Europan 10 awards Dublin site to RALA Architects
RALA Architects has been announced as the winner of the Europan Dublin Site competition, one of only two UK practices to have been declared winners in the competition. Europan is an open competition that aims to bring Europe’s young architecture and urban design professionals to the fore while helping cities and developers to find solutions for the transformation of urban locations. RALA submitted a proposal for the conversion of an existing heat plant and chimney from a redundant boiler house to a contemporary art gallery with studios, community workshops and a sculpture garden.
RALA Director, Ross Lambie said: “We are delighted to have been declared winner at Ballymun. This site was a challenge and the brief demanding, but we feel we provided a solution which will make a real contribution to Ballymun’s reinvention.”
RALA’s proposal retains the existing boiler house structure and chimney as a means for people to relate the past to the radically regenerated current and future of Ballymun. The landmark nature of the existing chimney was thought to be too powerful a geographic and cultural marker to be demolished. The design seeks to take advantage of this verticality, rising up with the chimney, to provide a roof garden with views across the 5 communities of Ballymun and into Dublin city centre. The masterplan for the site engages the existing boiler house studio with the street frontage through the creation of a tree-lined and planted public space.

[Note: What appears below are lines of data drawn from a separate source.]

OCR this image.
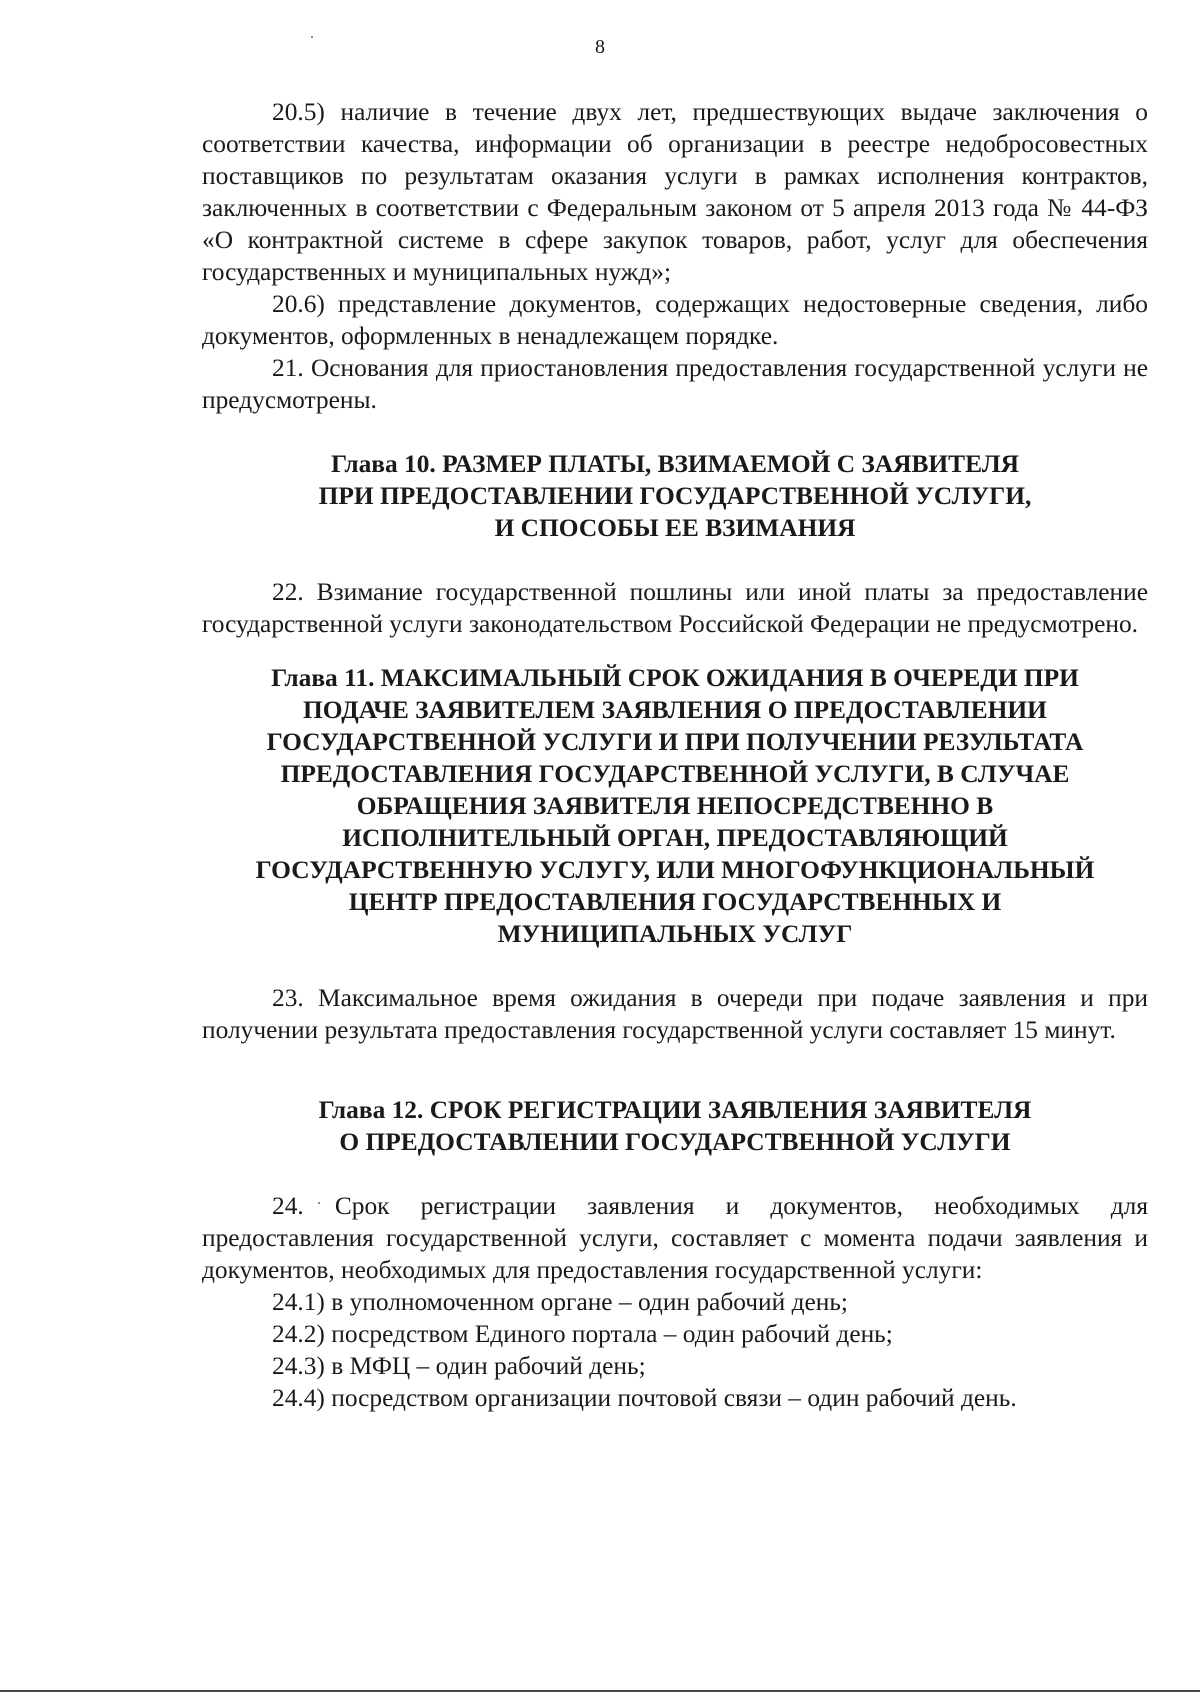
8

20.5) наличие в течение двух лет, предшествующих выдаче заключения о соответствии качества, информации об организации в реестре недобросовестных поставщиков по результатам оказания услуги в рамках исполнения контрактов, заключенных в соответствии с Федеральным законом от 5 апреля 2013 года № 44-ФЗ «О контрактной системе в сфере закупок товаров, работ, услуг для обеспечения государственных и муниципальных нужд»;

20.6) представление документов, содержащих недостоверные сведения, либо документов, оформленных в ненадлежащем порядке.

21. Основания для приостановления предоставления государственной услуги не предусмотрены.

Глава 10. РАЗМЕР ПЛАТЫ, ВЗИМАЕМОЙ С ЗАЯВИТЕЛЯ
ПРИ ПРЕДОСТАВЛЕНИИ ГОСУДАРСТВЕННОЙ УСЛУГИ,
И СПОСОБЫ ЕЕ ВЗИМАНИЯ

22. Взимание государственной пошлины или иной платы за предоставление государственной услуги законодательством Российской Федерации не предусмотрено.

Глава 11. МАКСИМАЛЬНЫЙ СРОК ОЖИДАНИЯ В ОЧЕРЕДИ ПРИ
ПОДАЧЕ ЗАЯВИТЕЛЕМ ЗАЯВЛЕНИЯ О ПРЕДОСТАВЛЕНИИ
ГОСУДАРСТВЕННОЙ УСЛУГИ И ПРИ ПОЛУЧЕНИИ РЕЗУЛЬТАТА
ПРЕДОСТАВЛЕНИЯ ГОСУДАРСТВЕННОЙ УСЛУГИ, В СЛУЧАЕ
ОБРАЩЕНИЯ ЗАЯВИТЕЛЯ НЕПОСРЕДСТВЕННО В
ИСПОЛНИТЕЛЬНЫЙ ОРГАН, ПРЕДОСТАВЛЯЮЩИЙ
ГОСУДАРСТВЕННУЮ УСЛУГУ, ИЛИ МНОГОФУНКЦИОНАЛЬНЫЙ
ЦЕНТР ПРЕДОСТАВЛЕНИЯ ГОСУДАРСТВЕННЫХ И
МУНИЦИПАЛЬНЫХ УСЛУГ

23. Максимальное время ожидания в очереди при подаче заявления и при получении результата предоставления государственной услуги составляет 15 минут.

Глава 12. СРОК РЕГИСТРАЦИИ ЗАЯВЛЕНИЯ ЗАЯВИТЕЛЯ
О ПРЕДОСТАВЛЕНИИ ГОСУДАРСТВЕННОЙ УСЛУГИ

24. Срок регистрации заявления и документов, необходимых для предоставления государственной услуги, составляет с момента подачи заявления и документов, необходимых для предоставления государственной услуги:

24.1) в уполномоченном органе – один рабочий день;

24.2) посредством Единого портала – один рабочий день;

24.3) в МФЦ – один рабочий день;

24.4) посредством организации почтовой связи – один рабочий день.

Enclosing the southern part of the site is the new build element of the proposals, primarily the artist studios community workshop. The artist studios are double height spaces, fully glazed on the north face with randomly organised vertical strips of glazing and translucent insulation. This achieves a variety of views without sacrifice to the quality of diffuse light and thermal performance of the building. The non-residential studios face onto the Sculpture Garden, within easy physical and visual access of the public. The residential studios require a greater degree of privacy and therefore are stacked vertically, rising above the gallery, gaining panoramic views of the context within which the artists are working.